Das deutsch-polnische Projekt „LosBonasus – Crossing!“
Stand: 14.03.2024
Das grenzübergreifende Projekt „ŁośBonasus – Crossing!“ („Elch und Wisent – queren!“) unterstützt die natürliche Verbreitung der großen Pflanzenfresser von Polen nach Deutschland. Denn dank intensiver Schutzbemühungen erholen sich die Bestände beider Arten in Polen, sodass über kurz oder lang Wisent und Elch regelmäßig die Grenze nach Deutschland überqueren und sich hier langfristig ansiedeln könnten. Das Projekt soll ein möglichst konfliktfreies Zusammenleben der großen Pflanzenfresser mit Bevölkerung, Politik, sowie Landnutzer:innen ermöglichen.

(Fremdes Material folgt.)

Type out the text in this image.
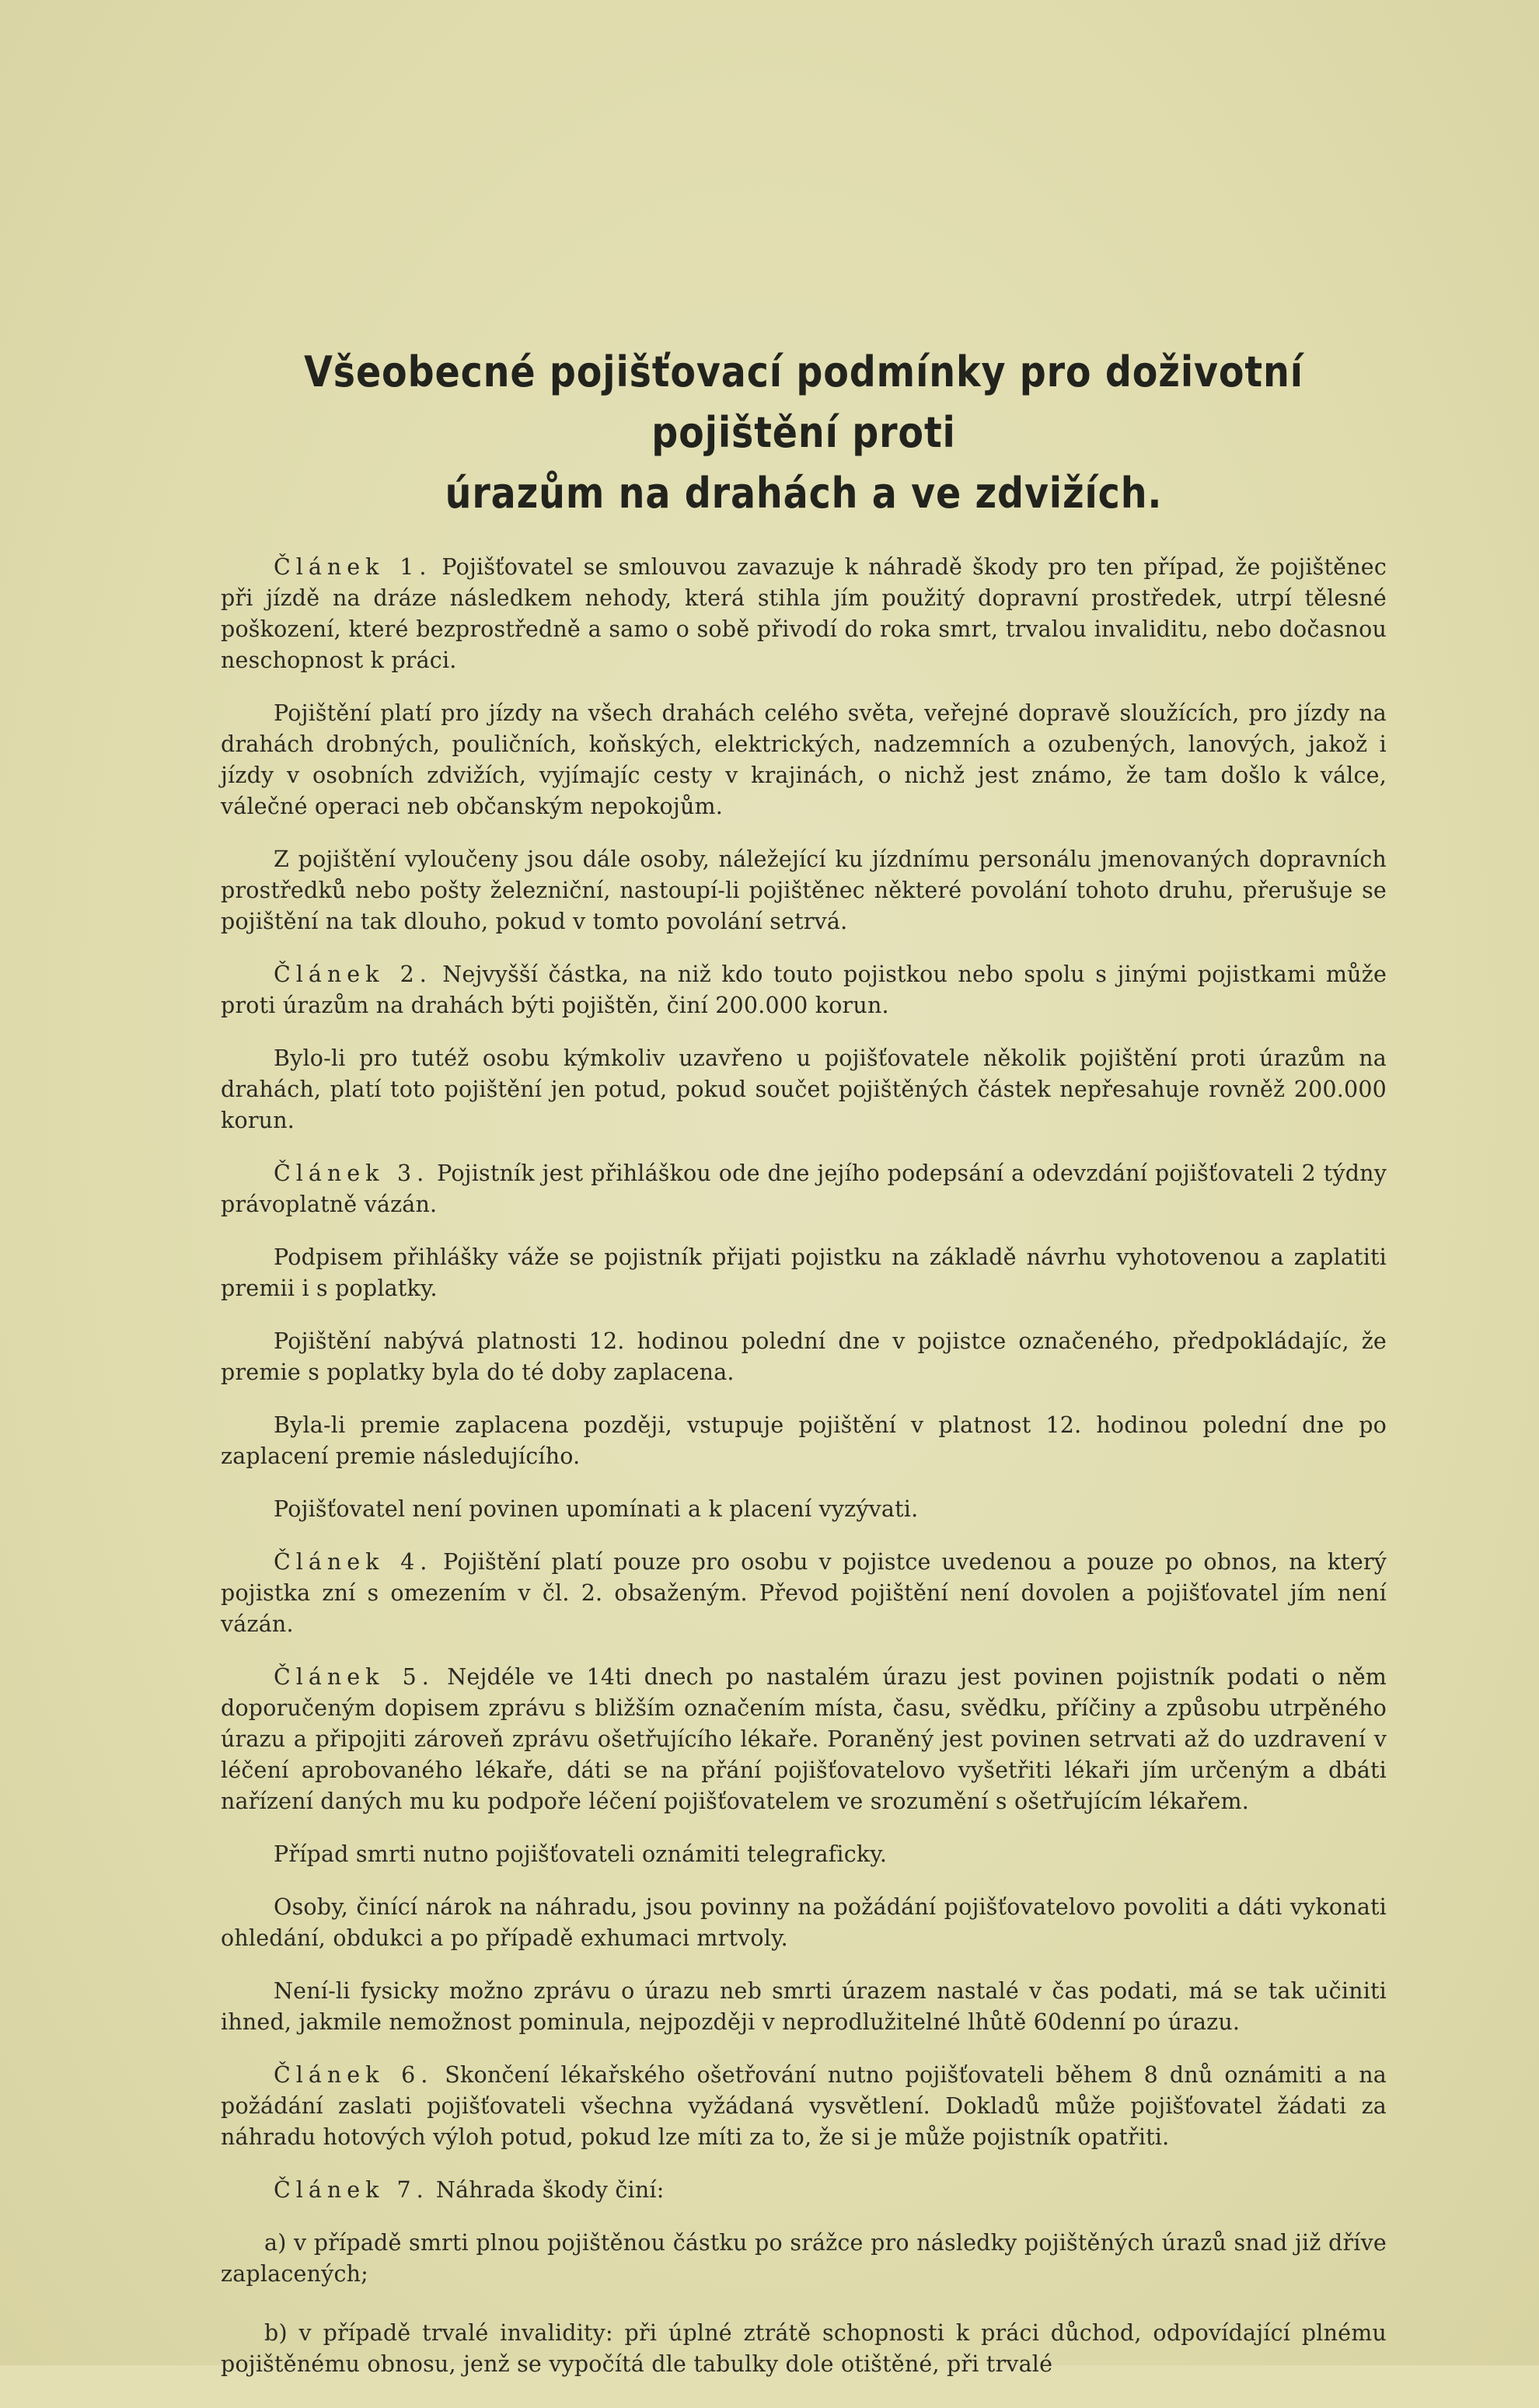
Všeobecné pojišťovací podmínky pro doživotní pojištění proti
úrazům na drahách a ve zdvižích.

Článek 1. Pojišťovatel se smlouvou zavazuje k náhradě škody pro ten případ, že pojištěnec při jízdě na dráze následkem nehody, která stihla jím použitý dopravní prostředek, utrpí tělesné poškození, které bezprostředně a samo o sobě přivodí do roka smrt, trvalou invaliditu, nebo dočasnou neschopnost k práci.

Pojištění platí pro jízdy na všech drahách celého světa, veřejné dopravě sloužících, pro jízdy na drahách drobných, pouličních, koňských, elektrických, nadzemních a ozubených, lanových, jakož i jízdy v osobních zdvižích, vyjímajíc cesty v krajinách, o nichž jest známo, že tam došlo k válce, válečné operaci neb občanským nepokojům.

Z pojištění vyloučeny jsou dále osoby, náležející ku jízdnímu personálu jmenovaných dopravních prostředků nebo pošty železniční, nastoupí-li pojištěnec některé povolání tohoto druhu, přerušuje se pojištění na tak dlouho, pokud v tomto povolání setrvá.

Článek 2. Nejvyšší částka, na niž kdo touto pojistkou nebo spolu s jinými pojistkami může proti úrazům na drahách býti pojištěn, činí 200.000 korun.

Bylo-li pro tutéž osobu kýmkoliv uzavřeno u pojišťovatele několik pojištění proti úrazům na drahách, platí toto pojištění jen potud, pokud součet pojištěných částek nepřesahuje rovněž 200.000 korun.

Článek 3. Pojistník jest přihláškou ode dne jejího podepsání a odevzdání pojišťovateli 2 týdny právoplatně vázán.

Podpisem přihlášky váže se pojistník přijati pojistku na základě návrhu vyhotovenou a zaplatiti premii i s poplatky.

Pojištění nabývá platnosti 12. hodinou polední dne v pojistce označeného, předpokládajíc, že premie s poplatky byla do té doby zaplacena.

Byla-li premie zaplacena později, vstupuje pojištění v platnost 12. hodinou polední dne po zaplacení premie následujícího.

Pojišťovatel není povinen upomínati a k placení vyzývati.

Článek 4. Pojištění platí pouze pro osobu v pojistce uvedenou a pouze po obnos, na který pojistka zní s omezením v čl. 2. obsaženým. Převod pojištění není dovolen a pojišťovatel jím není vázán.

Článek 5. Nejdéle ve 14ti dnech po nastalém úrazu jest povinen pojistník podati o něm doporučeným dopisem zprávu s bližším označením místa, času, svědku, příčiny a způsobu utrpěného úrazu a připojiti zároveň zprávu ošetřujícího lékaře. Poraněný jest povinen setrvati až do uzdravení v léčení aprobovaného lékaře, dáti se na přání pojišťovatelovo vyšetřiti lékaři jím určeným a dbáti nařízení daných mu ku podpoře léčení pojišťovatelem ve srozumění s ošetřujícím lékařem.

Případ smrti nutno pojišťovateli oznámiti telegraficky.

Osoby, činící nárok na náhradu, jsou povinny na požádání pojišťovatelovo povoliti a dáti vykonati ohledání, obdukci a po případě exhumaci mrtvoly.

Není-li fysicky možno zprávu o úrazu neb smrti úrazem nastalé v čas podati, má se tak učiniti ihned, jakmile nemožnost pominula, nejpozději v neprodlužitelné lhůtě 60denní po úrazu.

Článek 6. Skončení lékařského ošetřování nutno pojišťovateli během 8 dnů oznámiti a na požádání zaslati pojišťovateli všechna vyžádaná vysvětlení. Dokladů může pojišťovatel žádati za náhradu hotových výloh potud, pokud lze míti za to, že si je může pojistník opatřiti.

Článek 7. Náhrada škody činí:

a) v případě smrti plnou pojištěnou částku po srážce pro následky pojištěných úrazů snad již dříve zaplacených;

b) v případě trvalé invalidity: při úplné ztrátě schopnosti k práci důchod, odpovídající plnému pojištěnému obnosu, jenž se vypočítá dle tabulky dole otištěné, při trvalé
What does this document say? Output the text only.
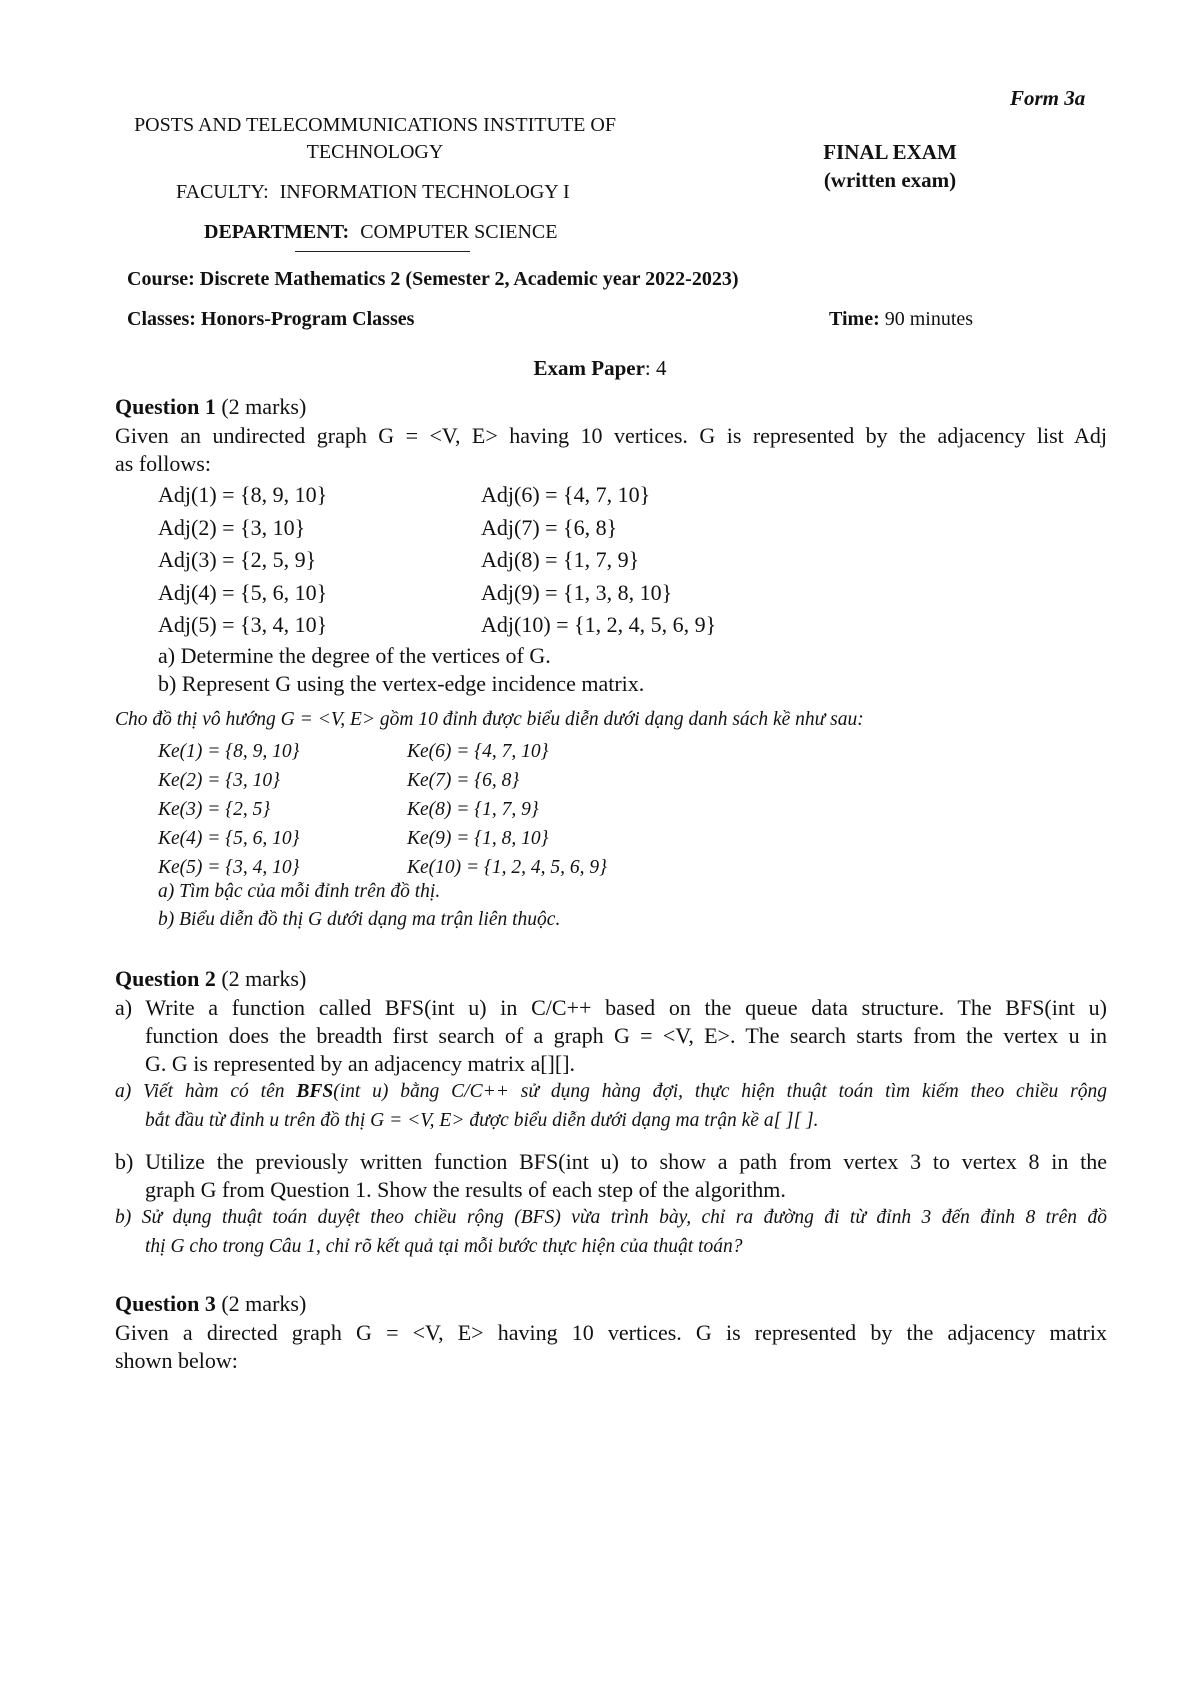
Form 3a
POSTS AND TELECOMMUNICATIONS INSTITUTE OF
TECHNOLOGY
FACULTY: INFORMATION TECHNOLOGY I
DEPARTMENT: COMPUTER SCIENCE
FINAL EXAM
(written exam)
Course: Discrete Mathematics 2 (Semester 2, Academic year 2022-2023)
Classes: Honors-Program Classes	Time: 90 minutes
Exam Paper: 4
Question 1 (2 marks)
Given an undirected graph G = <V, E> having 10 vertices. G is represented by the adjacency list Adj
as follows:
Adj(1) = {8, 9, 10}
Adj(2) = {3, 10}
Adj(3) = {2, 5, 9}
Adj(4) = {5, 6, 10}
Adj(5) = {3, 4, 10}
Adj(6) = {4, 7, 10}
Adj(7) = {6, 8}
Adj(8) = {1, 7, 9}
Adj(9) = {1, 3, 8, 10}
Adj(10) = {1, 2, 4, 5, 6, 9}
a) Determine the degree of the vertices of G.
b) Represent G using the vertex-edge incidence matrix.
Cho đồ thị vô hướng G = <V, E> gồm 10 đỉnh được biểu diễn dưới dạng danh sách kề như sau:
Ke(1) = {8, 9, 10}
Ke(2) = {3, 10}
Ke(3) = {2, 5}
Ke(4) = {5, 6, 10}
Ke(5) = {3, 4, 10}
Ke(6) = {4, 7, 10}
Ke(7) = {6, 8}
Ke(8) = {1, 7, 9}
Ke(9) = {1, 8, 10}
Ke(10) = {1, 2, 4, 5, 6, 9}
a) Tìm bậc của mỗi đỉnh trên đồ thị.
b) Biểu diễn đồ thị G dưới dạng ma trận liên thuộc.
Question 2 (2 marks)
a) Write a function called BFS(int u) in C/C++ based on the queue data structure. The BFS(int u)
function does the breadth first search of a graph G = <V, E>. The search starts from the vertex u in
G. G is represented by an adjacency matrix a[][].
a) Viết hàm có tên BFS(int u) bằng C/C++ sử dụng hàng đợi, thực hiện thuật toán tìm kiếm theo chiều rộng
bắt đầu từ đỉnh u trên đồ thị G = <V, E> được biểu diễn dưới dạng ma trận kề a[ ][ ].
b) Utilize the previously written function BFS(int u) to show a path from vertex 3 to vertex 8 in the
graph G from Question 1. Show the results of each step of the algorithm.
b) Sử dụng thuật toán duyệt theo chiều rộng (BFS) vừa trình bày, chỉ ra đường đi từ đỉnh 3 đến đỉnh 8 trên đồ
thị G cho trong Câu 1, chỉ rõ kết quả tại mỗi bước thực hiện của thuật toán?
Question 3 (2 marks)
Given a directed graph G = <V, E> having 10 vertices. G is represented by the adjacency matrix
shown below:
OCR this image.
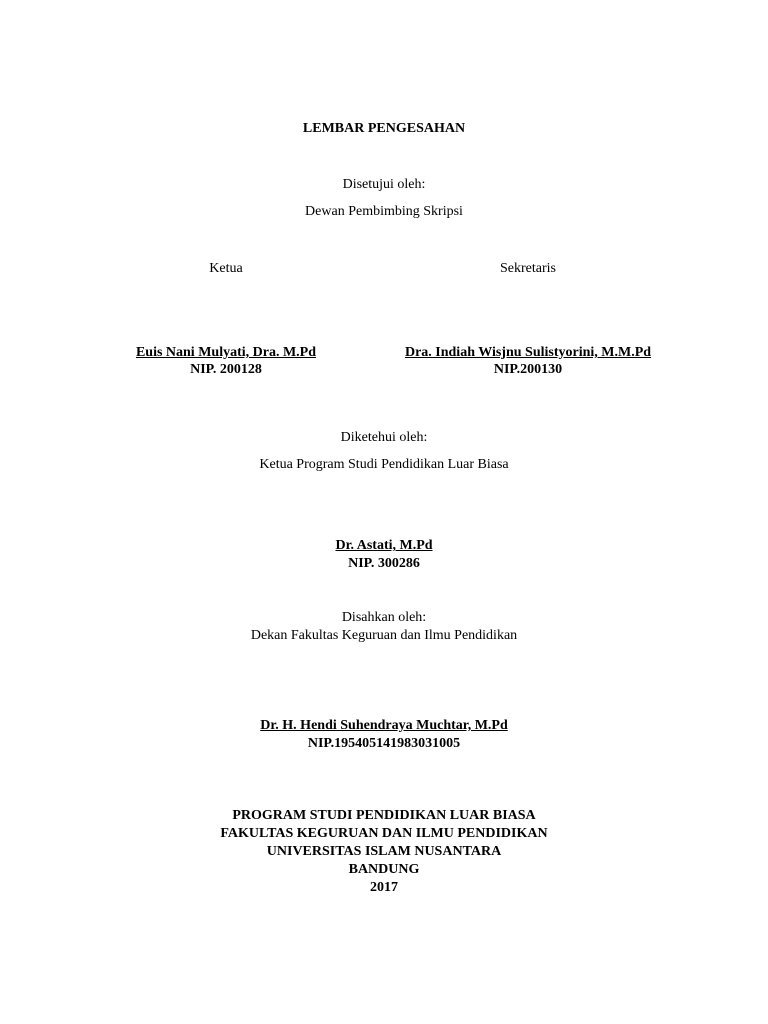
LEMBAR PENGESAHAN
Disetujui oleh:
Dewan Pembimbing Skripsi
Ketua	Sekretaris
Euis Nani Mulyati, Dra. M.Pd
NIP. 200128
Dra. Indiah Wisjnu Sulistyorini, M.M.Pd
NIP.200130
Diketehui oleh:
Ketua Program Studi Pendidikan Luar Biasa
Dr. Astati, M.Pd
NIP. 300286
Disahkan oleh:
Dekan Fakultas Keguruan dan Ilmu Pendidikan
Dr. H. Hendi Suhendraya Muchtar, M.Pd
NIP.195405141983031005
PROGRAM STUDI PENDIDIKAN LUAR BIASA
FAKULTAS KEGURUAN DAN ILMU PENDIDIKAN
UNIVERSITAS ISLAM NUSANTARA
BANDUNG
2017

Der Ursprung von „LosBonasus – Crossing!“
Nach einer langen Abwesenheit von mehr als 250 Jahren, hat 2017 zum ersten Mal ein Wisent die Grenze von Polen nach Deutschland überquert. Die Wanderung des Wisentbullen fand jedoch ein schnelles Ende. Noch am selben Tag wurde das Tier auf Anweisung deutscher Behörden in Lebus (Brandenburg) abgeschossen. In Polen führte der übereilte Abschuss zu einem gesellschaftlichen Aufschrei, denn der Bulle war kein Unbekannter und Wisente stehen unter strengem Schutz in ganz Europa.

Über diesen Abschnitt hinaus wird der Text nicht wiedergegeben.